On July 25, 2019 at approximately 10:04 PDT, the xMatters internal monitoring systems alerted Customer Support to an issue that was resulting in a "Server Internal Error" message displaying when accessing an xMatters instance. Clients in the Asia-Pacific region may also have seen this message when attempting to access their instances, or experienced difficulty in accessing xMatters services. All notifications continued to process as expected during the incident.

Why did it happen?

The incident occurred during scheduled database maintenance. During the upgrade activity, the standby databases are upgraded and promoted to become a master database. This process typically takes seconds to complete and is not customer impacting. During this upgrade, there was an unexpected and undetected delay in synchronous replication to other services. This caused the process to wait until data was in sync.

How did we respond?

As soon as the internal monitoring systems sent the alert about an issue impacting client instances, Customer Support confirmed the issue and launched a Severity-1 incident. The incident response teams immediately began investigating and identified that the maintenance process was waiting for synchronous replication to complete. This resulted in customers receiving an error message when attempting to access their systems. To resolve the issue, the incident team performed a manual intervention, and all services were restored.

What are we doing to prevent it from happening again?

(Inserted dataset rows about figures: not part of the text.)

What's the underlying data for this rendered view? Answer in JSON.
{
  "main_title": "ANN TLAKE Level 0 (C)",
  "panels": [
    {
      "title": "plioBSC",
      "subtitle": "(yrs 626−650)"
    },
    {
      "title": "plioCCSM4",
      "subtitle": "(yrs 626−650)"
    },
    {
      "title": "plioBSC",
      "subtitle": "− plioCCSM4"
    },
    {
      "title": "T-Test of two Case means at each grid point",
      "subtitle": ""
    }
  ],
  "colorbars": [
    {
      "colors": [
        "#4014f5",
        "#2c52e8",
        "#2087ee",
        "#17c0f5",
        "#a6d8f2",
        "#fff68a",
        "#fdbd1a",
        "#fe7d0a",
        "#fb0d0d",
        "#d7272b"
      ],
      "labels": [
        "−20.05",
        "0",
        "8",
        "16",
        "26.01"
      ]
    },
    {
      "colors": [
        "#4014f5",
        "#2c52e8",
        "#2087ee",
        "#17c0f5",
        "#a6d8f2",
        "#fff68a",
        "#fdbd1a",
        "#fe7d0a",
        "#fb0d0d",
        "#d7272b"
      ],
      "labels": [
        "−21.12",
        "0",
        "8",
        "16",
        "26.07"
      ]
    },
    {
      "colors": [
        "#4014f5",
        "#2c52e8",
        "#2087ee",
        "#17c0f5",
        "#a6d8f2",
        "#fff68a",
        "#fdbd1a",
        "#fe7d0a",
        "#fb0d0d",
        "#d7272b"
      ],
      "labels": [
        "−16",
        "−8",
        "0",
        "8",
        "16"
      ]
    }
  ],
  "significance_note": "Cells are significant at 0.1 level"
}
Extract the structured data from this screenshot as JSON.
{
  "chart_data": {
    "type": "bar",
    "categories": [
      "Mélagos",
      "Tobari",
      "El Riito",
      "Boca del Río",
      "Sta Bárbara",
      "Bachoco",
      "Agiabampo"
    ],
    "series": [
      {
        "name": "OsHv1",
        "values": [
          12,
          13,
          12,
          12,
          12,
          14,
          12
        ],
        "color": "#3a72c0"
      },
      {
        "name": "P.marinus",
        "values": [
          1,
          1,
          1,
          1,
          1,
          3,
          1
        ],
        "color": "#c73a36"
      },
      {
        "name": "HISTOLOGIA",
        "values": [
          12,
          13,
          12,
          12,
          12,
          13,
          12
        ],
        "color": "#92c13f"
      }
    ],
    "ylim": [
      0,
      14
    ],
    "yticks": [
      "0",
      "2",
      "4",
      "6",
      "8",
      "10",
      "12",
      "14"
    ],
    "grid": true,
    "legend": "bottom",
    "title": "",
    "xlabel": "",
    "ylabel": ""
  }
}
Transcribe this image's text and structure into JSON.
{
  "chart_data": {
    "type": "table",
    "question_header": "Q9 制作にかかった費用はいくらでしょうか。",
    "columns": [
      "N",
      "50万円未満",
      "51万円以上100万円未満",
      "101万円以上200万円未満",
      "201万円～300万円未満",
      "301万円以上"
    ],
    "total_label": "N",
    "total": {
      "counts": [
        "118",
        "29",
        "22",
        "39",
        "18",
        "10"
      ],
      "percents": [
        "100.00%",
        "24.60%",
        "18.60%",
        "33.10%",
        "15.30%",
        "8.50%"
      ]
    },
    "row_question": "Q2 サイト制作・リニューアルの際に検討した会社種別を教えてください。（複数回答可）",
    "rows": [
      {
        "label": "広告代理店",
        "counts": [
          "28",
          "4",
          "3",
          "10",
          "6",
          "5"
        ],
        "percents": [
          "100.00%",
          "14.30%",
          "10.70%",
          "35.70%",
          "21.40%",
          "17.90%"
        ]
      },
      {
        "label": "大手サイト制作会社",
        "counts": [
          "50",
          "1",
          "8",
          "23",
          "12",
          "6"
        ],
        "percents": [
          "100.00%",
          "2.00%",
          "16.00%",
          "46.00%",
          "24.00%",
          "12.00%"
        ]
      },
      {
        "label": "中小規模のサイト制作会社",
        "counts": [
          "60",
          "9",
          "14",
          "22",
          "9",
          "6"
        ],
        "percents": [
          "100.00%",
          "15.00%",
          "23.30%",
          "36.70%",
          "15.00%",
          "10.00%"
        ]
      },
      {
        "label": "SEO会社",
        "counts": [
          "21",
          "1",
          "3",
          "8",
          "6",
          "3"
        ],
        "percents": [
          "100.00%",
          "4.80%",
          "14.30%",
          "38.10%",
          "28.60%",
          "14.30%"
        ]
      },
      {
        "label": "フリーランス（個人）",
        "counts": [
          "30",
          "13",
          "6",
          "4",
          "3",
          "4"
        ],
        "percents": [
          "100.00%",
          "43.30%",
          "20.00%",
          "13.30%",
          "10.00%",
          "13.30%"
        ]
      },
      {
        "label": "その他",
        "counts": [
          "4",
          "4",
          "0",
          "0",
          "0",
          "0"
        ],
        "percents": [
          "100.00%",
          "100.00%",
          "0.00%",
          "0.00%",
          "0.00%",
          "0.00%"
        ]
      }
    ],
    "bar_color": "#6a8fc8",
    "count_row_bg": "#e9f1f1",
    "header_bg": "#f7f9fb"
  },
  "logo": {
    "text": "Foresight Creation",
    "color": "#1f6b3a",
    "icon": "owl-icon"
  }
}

We are updating our upgrade process to detect delays in synchronous replication and to postpone an update if a delay exists. This event has a very low likelihood of recurrence; however, the teams are continuing their testing and are replicating the issue to determine if any additional changes are required. The teams are also reviewing the maintenance process and monitoring settings to identify any potential improvements.

Timeline:

July 25, 2019. All times PDT

10:04 AM - Monitoring alerts Customer Support to Server Internal Error
10:06 AM - System auto recovers
10:09 AM - All services restored
10:11 AM - Incident closed

Posted Aug 02, 2019 - 12:47 PDT

Resolved
The issue has been addressed, and all services have been restored. Thank you for your patience while we addressed this matter.
Posted Jul 25, 2019 - 10:11 PDT
Monitoring
A fix has been implemented and we are monitoring the results.
Posted Jul 25, 2019 - 10:08 PDT
Identified
The xMatters Incident Response team has identified the source of the issue and is working on a fix. We will update once a solution has been identified and implemented.
Posted Jul 25, 2019 - 10:06 PDT
Investigating
xMatters monitoring tools have identified a potential issue with xMatters On-Demand for some clients located in the Asia Pacific region. We are currently investigating the issue and will update as information becomes available.

Please see incident details for specific services impacted.

If you are also experiencing issues, or if you're not sure whether this issue impacts your service, please contact xMatters Client Assistance at https://support.xmatters.com/hc/en-us/requests/new - our support agents are waiting to help.
Posted Jul 25, 2019 - 10:04 PDT
This incident affected: Asia Pacific (Web Interface, Email Notifications, SMS Notifications, Voice Notifications, Conferencing, Integration Platform, API, Mobile App).